5 Writer Stages of Killing a Character #writer #writing

#writers

 

  1. Awareness. Whilst happily writing your story you become aware of a little voice deep inside you saying “that much-loved character needs to be killed off!”  You start to shake your head in disbelief and assume the writer shell-shocked face.  Loved ones at this point may raise an eyebrow as they can see you muttering away to yourself. They are oblivious to the fact that you are entering your own form of literary hell – much-loved character death.
  2. Denial. You quickly rise from your chair and start to pace the room. You can’t kill off that much-loved character. Quickly you enter into writer denial mode and say things like “their death won’t advance my sagging plot” and “their death won’t motivate my other dull and lifeless characters”.  You will look to uninterested loved ones for answers but they will simply shrug and turn back to the sport on TV.
  3. Realisation. After a well needed Writer’s Nap you return to your writing and it hits you hard, like a fist to the guts – they (fictional character) have to die. Gasp! Shriek! Cue your emotional outburst via Twitter.
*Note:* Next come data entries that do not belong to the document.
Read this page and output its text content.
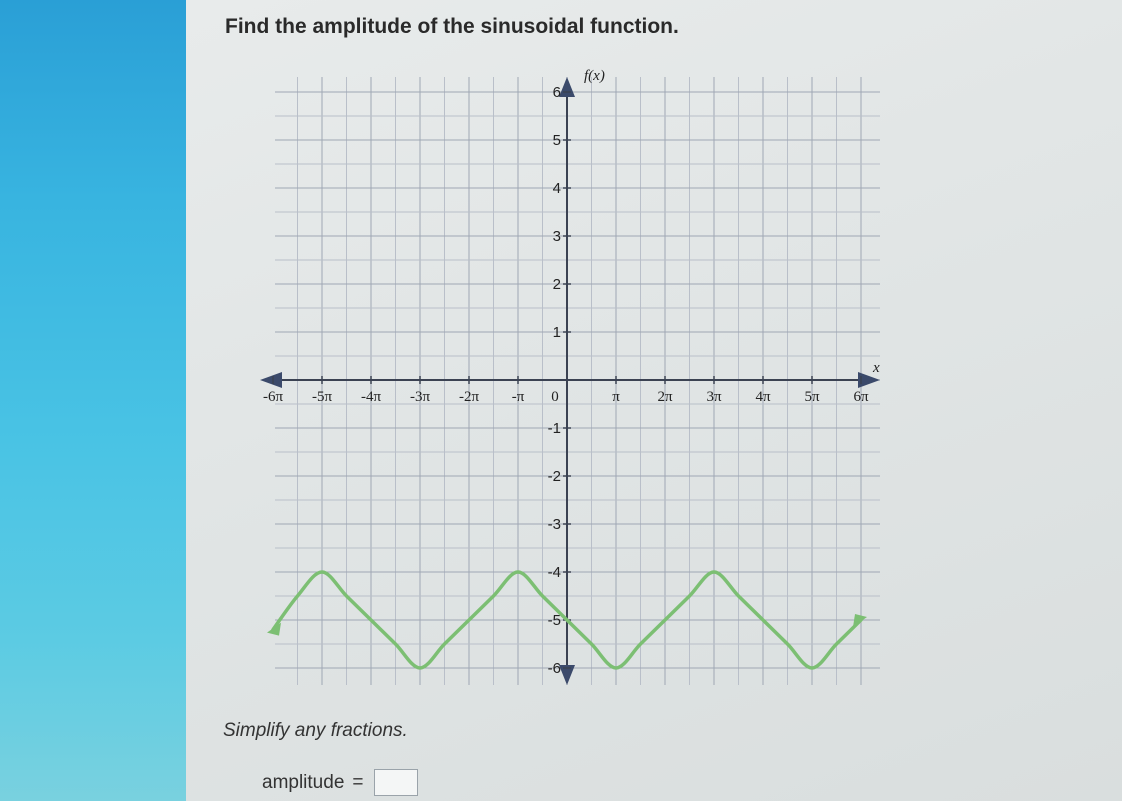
Find the amplitude of the sinusoidal function.
f(x)
x
-6π -5π -4π -3π -2π -π 0	π	2π 3π 4π 5π 6π
6
5
4
3
2
1
-1
-2
-3
-4
-5
-6
Simplify any fractions.
amplitude =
You will be hash tagging like crazy – #killingmycharacterisgoingtobreakme and #doingtheunthinkable and #characterdeathimminent.
  4. Grief. After writing your much-loved character’s final scene you will place your head in your hands and start to weep. They have gone. Writing land feels empty and bleak. They were like family to you. It’s up to you and your other characters now to pick up the pieces. You are a tear-stained mess. It’s time to play out your grief on every form of social media known to man. Cue your tweets #killedmycharacter and #charactermourning and #willneverforgetyou quickly followed by some emotional pins on Pinterest about saying farewell to special people, followed by a floral tribute on Instagram and ending with a tear stained selfie on Facebook.
  5. Hope. A chapter later and its like they never existed. You are back to your happy writer self, your plot has been reenergized and your other characters have dug deep / found some inner strengths that they and you didn’t know existed. There is new hope for you and your story. Happy Days!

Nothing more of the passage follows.